Но и неделю назад, и буквально вчера конкретные планы доходили разве что до очарования господина Пржеславского, или подкупа солдат, или поисков симпатии в Порту.
Кто мог знать, что всё это окажется совершенно несущественно?
Нельзя же было предугадать, что Охрана Петерберга взбунтуется сама! Ну или кто там ей помог.
— Вы, наверное, считаете меня злодеем, — наместник вздёрнул подбородок и посмотрел на Хикеракли, Коленвала игнорируя. — Наверное, считаете злодеями Четвёртый Патриархат. Но злодеев не существует. Вы, молодой человек, спрятали оружие за пояс Йихинской Академии. Вы знаете, что в Академии систематически игнорируют нарушения Пакта о неагрессии?
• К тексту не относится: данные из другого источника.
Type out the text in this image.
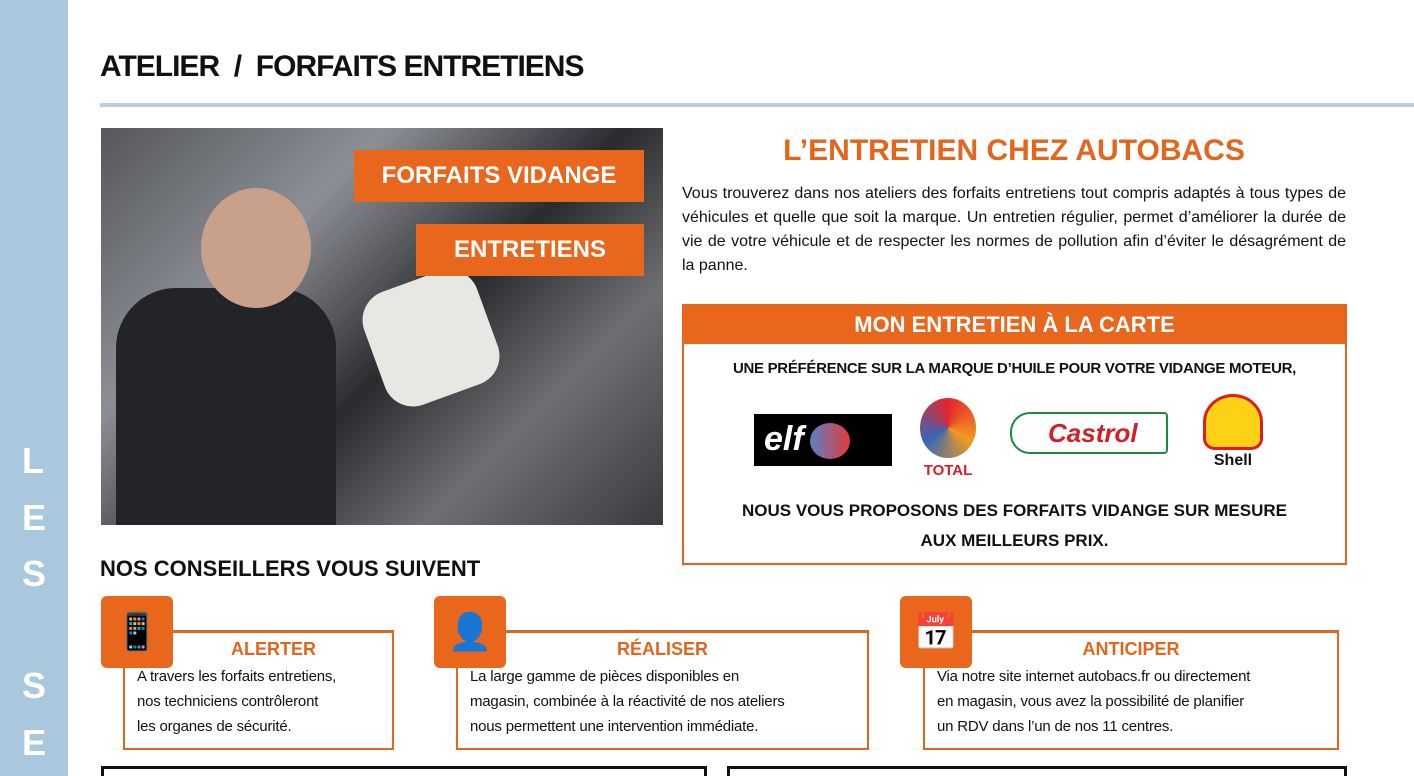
L
E
S
S
E
ATELIER  /  FORFAITS ENTRETIENS
FORFAITS VIDANGE
ENTRETIENS
L’ENTRETIEN CHEZ AUTOBACS
Vous trouverez dans nos ateliers des forfaits entretiens tout compris adaptés à tous types de véhicules et quelle que soit la marque. Un entretien régulier, permet d’améliorer la durée de vie de votre véhicule et de respecter les normes de pollution afin d’éviter le désagrément de la panne.
MON ENTRETIEN À LA CARTE
UNE PRÉFÉRENCE SUR LA MARQUE D’HUILE POUR VOTRE VIDANGE MOTEUR,
elf
TOTAL
Castrol
Shell
NOUS VOUS PROPOSONS DES FORFAITS VIDANGE SUR MESURE
AUX MEILLEURS PRIX.
NOS CONSEILLERS VOUS SUIVENT
ALERTER
A travers les forfaits entretiens,
nos techniciens contrôleront
les organes de sécurité.
📱	RÉALISER
La large gamme de pièces disponibles en
magasin, combinée à la réactivité de nos ateliers
nous permettent une intervention immédiate.
👤	ANTICIPER
Via notre site internet autobacs.fr ou directement
en magasin, vous avez la possibilité de planifier
un RDV dans l’un de nos 11 centres.
📅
Я стар и давно в Петерберге, я могу закрывать на это глаза,
— И взятки вы тоже по доброте душевной берёте! — возмутился Коленвал.
— Ни единой в жизни не взял.
— Значит, не боретесь со взяточничеством в собственном аппарате.
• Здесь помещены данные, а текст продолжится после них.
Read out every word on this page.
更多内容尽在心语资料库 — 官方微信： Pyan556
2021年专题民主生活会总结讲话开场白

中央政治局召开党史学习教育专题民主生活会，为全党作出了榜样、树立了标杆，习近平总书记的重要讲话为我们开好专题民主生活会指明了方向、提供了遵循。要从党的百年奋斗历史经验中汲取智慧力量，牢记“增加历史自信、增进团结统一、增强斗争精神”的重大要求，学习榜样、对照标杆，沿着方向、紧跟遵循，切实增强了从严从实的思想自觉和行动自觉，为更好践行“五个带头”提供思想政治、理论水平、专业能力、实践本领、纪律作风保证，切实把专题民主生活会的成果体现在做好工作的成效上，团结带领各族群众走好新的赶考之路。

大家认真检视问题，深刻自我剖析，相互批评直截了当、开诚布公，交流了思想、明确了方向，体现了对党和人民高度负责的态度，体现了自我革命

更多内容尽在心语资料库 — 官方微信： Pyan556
— Потому что если никто не будет их брать, — пожал плечами наместник, — вход в приёмную просто завалят. Неужели вы сами не видели реакции петербержцев на введение нового налога? Может, это я их подговорил тащить к моим дверям весь свой скарб?
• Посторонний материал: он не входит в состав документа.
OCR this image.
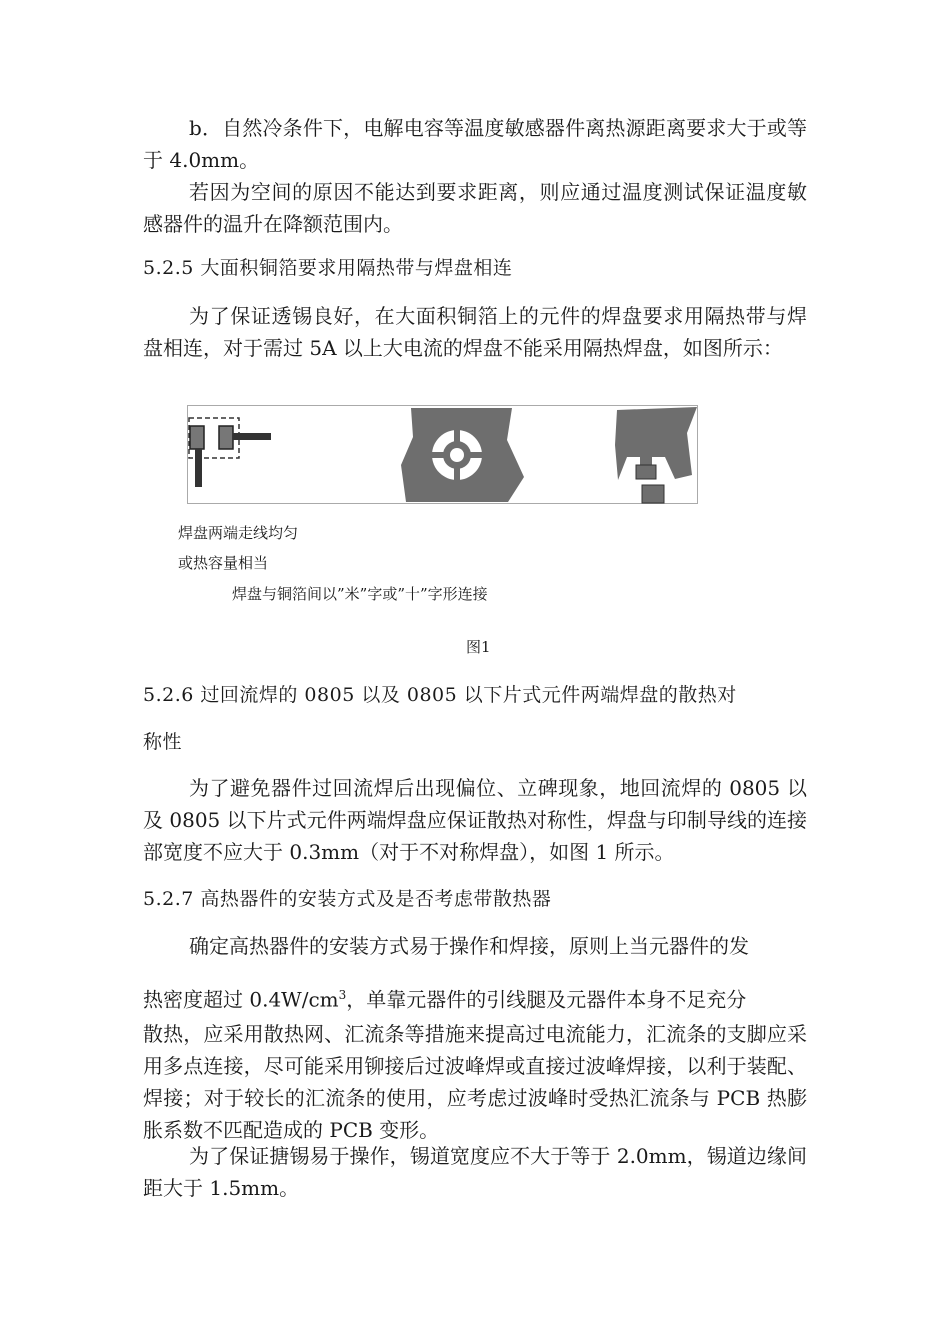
b．自然冷条件下，电解电容等温度敏感器件离热源距离要求大于或等于 4.0mm。

若因为空间的原因不能达到要求距离，则应通过温度测试保证温度敏感器件的温升在降额范围内。

5.2.5 大面积铜箔要求用隔热带与焊盘相连

为了保证透锡良好，在大面积铜箔上的元件的焊盘要求用隔热带与焊盘相连，对于需过 5A 以上大电流的焊盘不能采用隔热焊盘，如图所示：

焊盘两端走线均匀

或热容量相当

焊盘与铜箔间以”米”字或”十”字形连接

图1

5.2.6 过回流焊的 0805 以及 0805 以下片式元件两端焊盘的散热对

称性

为了避免器件过回流焊后出现偏位、立碑现象，地回流焊的 0805 以及 0805 以下片式元件两端焊盘应保证散热对称性，焊盘与印制导线的连接部宽度不应大于 0.3mm（对于不对称焊盘），如图 1 所示。

5.2.7 高热器件的安装方式及是否考虑带散热器

确定高热器件的安装方式易于操作和焊接，原则上当元器件的发

热密度超过 $0.4W/cm^3$，单靠元器件的引线腿及元器件本身不足充分

散热，应采用散热网、汇流条等措施来提高过电流能力，汇流条的支脚应采用多点连接，尽可能采用铆接后过波峰焊或直接过波峰焊接，以利于装配、焊接；对于较长的汇流条的使用，应考虑过波峰时受热汇流条与 PCB 热膨胀系数不匹配造成的 PCB 变形。

为了保证搪锡易于操作，锡道宽度应不大于等于 2.0mm，锡道边缘间距大于 1.5mm。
— Вы же знаете, что новый налог Петербергу во вред, — мягко заметил Хикеракли, и Коленвал вдруг сообразил, что он по-прежнему на удивление серьёзен. — Почему вы не попытались ничего сделать?
— Не попытался? — наместник высокомерно поморщился. — Я немедля направил в Четвёртый Патриархат свои рекомендации. Четвёртый Патриархат ответил, что не может выдать Петербергу эксклюзивные права, поскольку это вызовет возмущение в других населённых пунктах, но может отложить введение налога на срок до двух с половиной лет, то есть до расширения города. Но, поскольку меня скоро сменяют, рекомендацию должен подтвердить и новый петербержский наместник. Он успел бы.
Хикеракли растерянно откинулся на стуле.
— Вам бы, сударь, людям это объявить, глядишь и успокоились бы.
— Вы слишком нетерпеливы. Это не мгновенные процессы.
— Хватит заговаривать нам зубы! — закричал Коленвал. — Этот закон глуп и бесчеловечен по сути своей, правки и сроки тут значения не имеют!
— В вымирающих городах за Уралом считают иначе.
— И как будто дело только в нём. Пакт о неагрессии не умнее, это попытка насильственно запретить человеческую природу!
— Это попытка помешать людям делать друг другу больно и страшно, — отозвался наместник, — и в Европах она работает.
— Вы уверены? — Хикеракли наклонил голову. — Вы же знаете о сейчашних Европах только по переписке.
Наместник невесело усмехнулся. Вообще, пусть и с неохотой, ему следовало отдать должное: будь Коленвал на его месте и в его возрасте, он ни за что бы не стал тратить время на пустые объяснения с какими-то, как выражается Гныщевич, малолетками, револьвер не револьвер. Он, собственно, и на своём бы месте не стал. Но куда больше недоумения вызывал у Коленвала сейчас Хикеракли.
Он являл собой воплощение фразы «прислушиваться к чьим-то словам», револьвер не револьвер. Наместника рассматривал очень внимательно.